Sent from my XT1254 using Tapatalk

ole 5 hole group
09-10-2016, 10:28 AM
Just wanted to eliminate the dies as causing the stretching. Sent from my XT1254 using Tapatalk

You may have misunderstood - the dies reform your brass cases and that's the same as saying your dies cause the stretching of your brass cases, as they reform your brass case back to SAMMI specs. Using a small base die will cause a tad more stretching than a standard full length resizing die that sometimes needs to be cammed over.

It's your dies that take the now over-sized sammi spec brass case, that is oversized, due to your chamber dimensions and this die squeezes the case body back into sammi specs and brass that stretched into your chamber is then pushed back into sammi spec and that excess brass is pushed up toward the mouth, as it can't go back into the base due to the design of the die. The only way to get around this is to roll size your brass but that method probably over works your brass???

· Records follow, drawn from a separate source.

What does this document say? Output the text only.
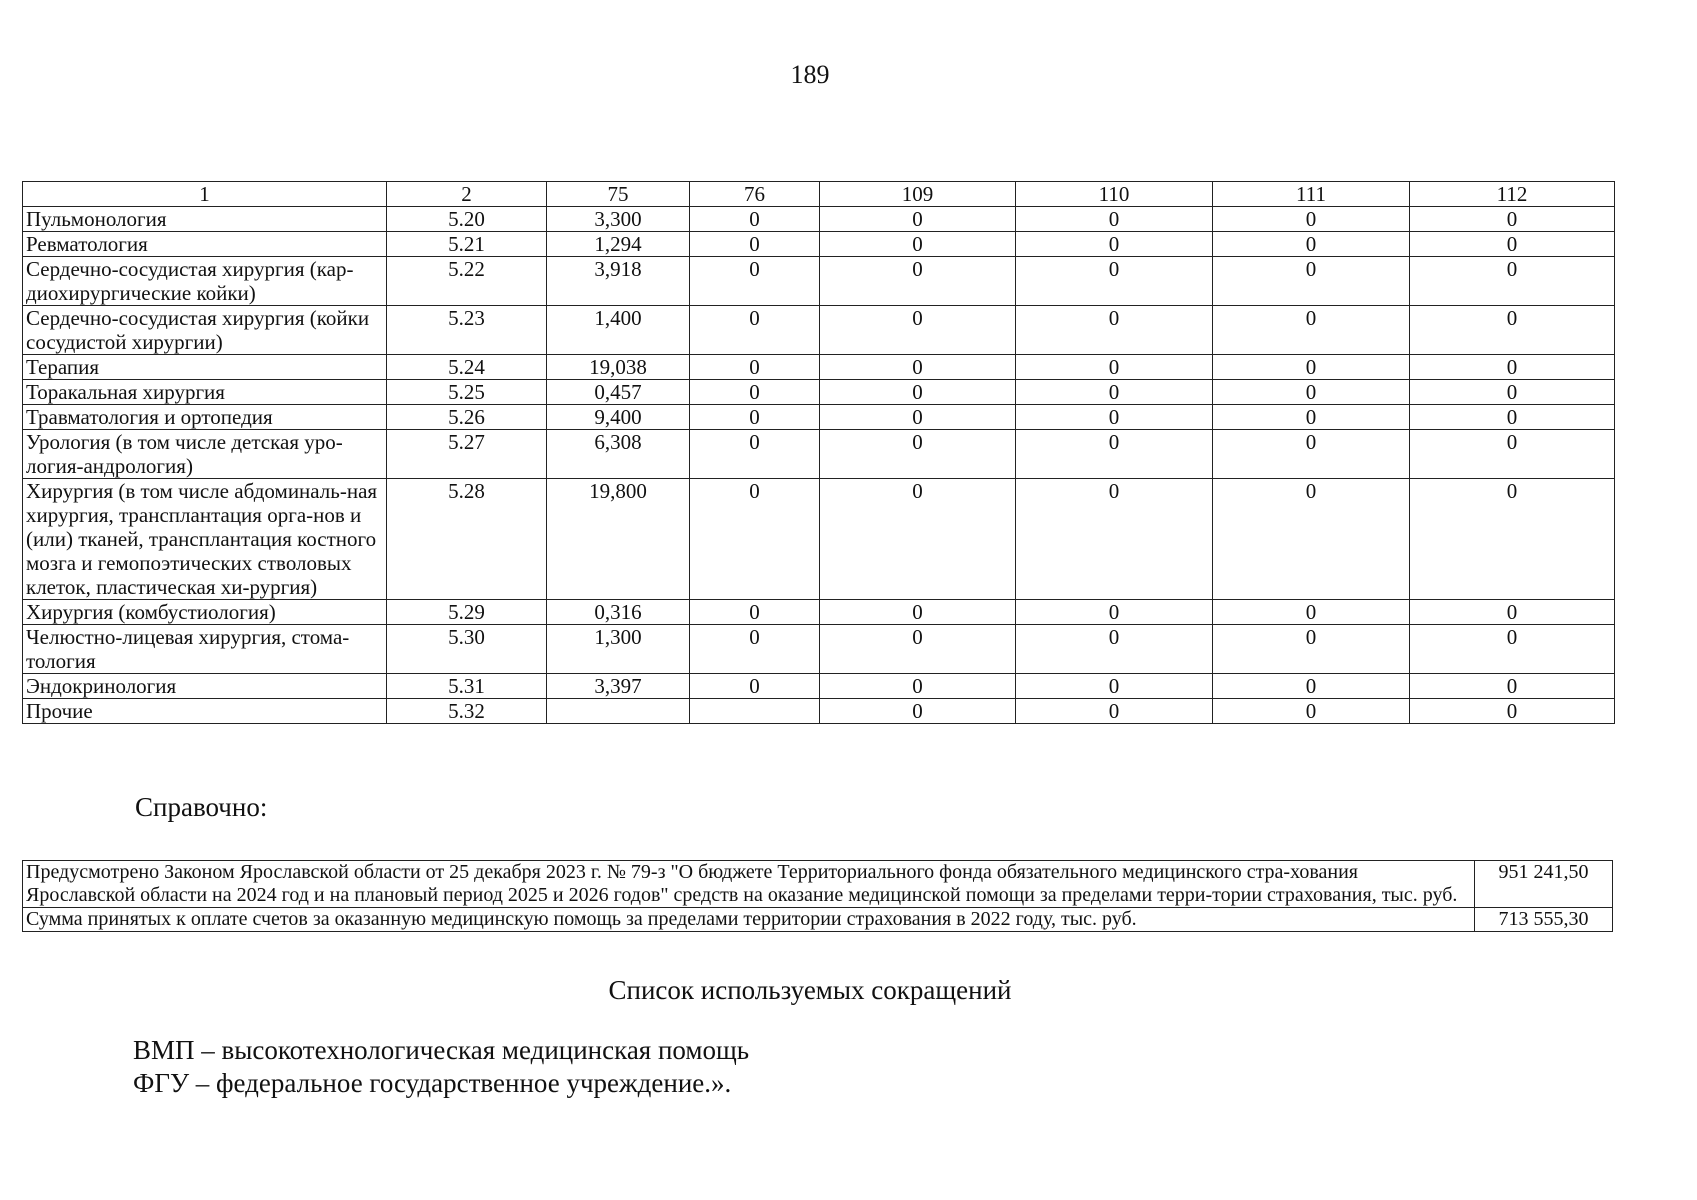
189
1	2	75	76	109	110	111	112
Пульмонология	5.20	3,300	0	0	0	0	0
Ревматология	5.21	1,294	0	0	0	0	0
Сердечно-сосудистая хирургия (кар-диохирургические койки)	5.22	3,918	0	0	0	0	0
Сердечно-сосудистая хирургия (койки сосудистой хирургии)	5.23	1,400	0	0	0	0	0
Терапия	5.24	19,038	0	0	0	0	0
Торакальная хирургия	5.25	0,457	0	0	0	0	0
Травматология и ортопедия	5.26	9,400	0	0	0	0	0
Урология (в том числе детская уро-логия-андрология)	5.27	6,308	0	0	0	0	0
Хирургия (в том числе абдоминаль-ная хирургия, трансплантация орга-нов и (или) тканей, трансплантация костного мозга и гемопоэтических стволовых клеток, пластическая хи-рургия)	5.28	19,800	0	0	0	0	0
Хирургия (комбустиология)	5.29	0,316	0	0	0	0	0
Челюстно-лицевая хирургия, стома-тология	5.30	1,300	0	0	0	0	0
Эндокринология	5.31	3,397	0	0	0	0	0
Прочие	5.32			0	0	0	0
Справочно:
Предусмотрено Законом Ярославской области от 25 декабря 2023 г. № 79-з "О бюджете Территориального фонда обязательного медицинского стра-хования Ярославской области на 2024 год и на плановый период 2025 и 2026 годов" средств на оказание медицинской помощи за пределами терри-тории страхования, тыс. руб.	951 241,50
Сумма принятых к оплате счетов за оказанную медицинскую помощь за пределами территории страхования в 2022 году, тыс. руб.	713 555,30
Список используемых сокращений
ВМП – высокотехнологическая медицинская помощь
ФГУ – федеральное государственное учреждение.».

Only if you have a BR tight neck chambered rifle barrel (for bolt actions) are you able to just reload that round without neck sizing or full length resizing - but even there, you will still get a little brass flow and will probably have to touch up the neck a tad by a turning tool and either shave a hair off the shoulders or give the shoulder a slight bump every so often.

DocSavage
09-12-2016, 09:18 PM
I pick up a lot of once fired LC 13,14 and 15 brass and find using a standard Redding FL die with a carbide expander cases stretch maybe .005".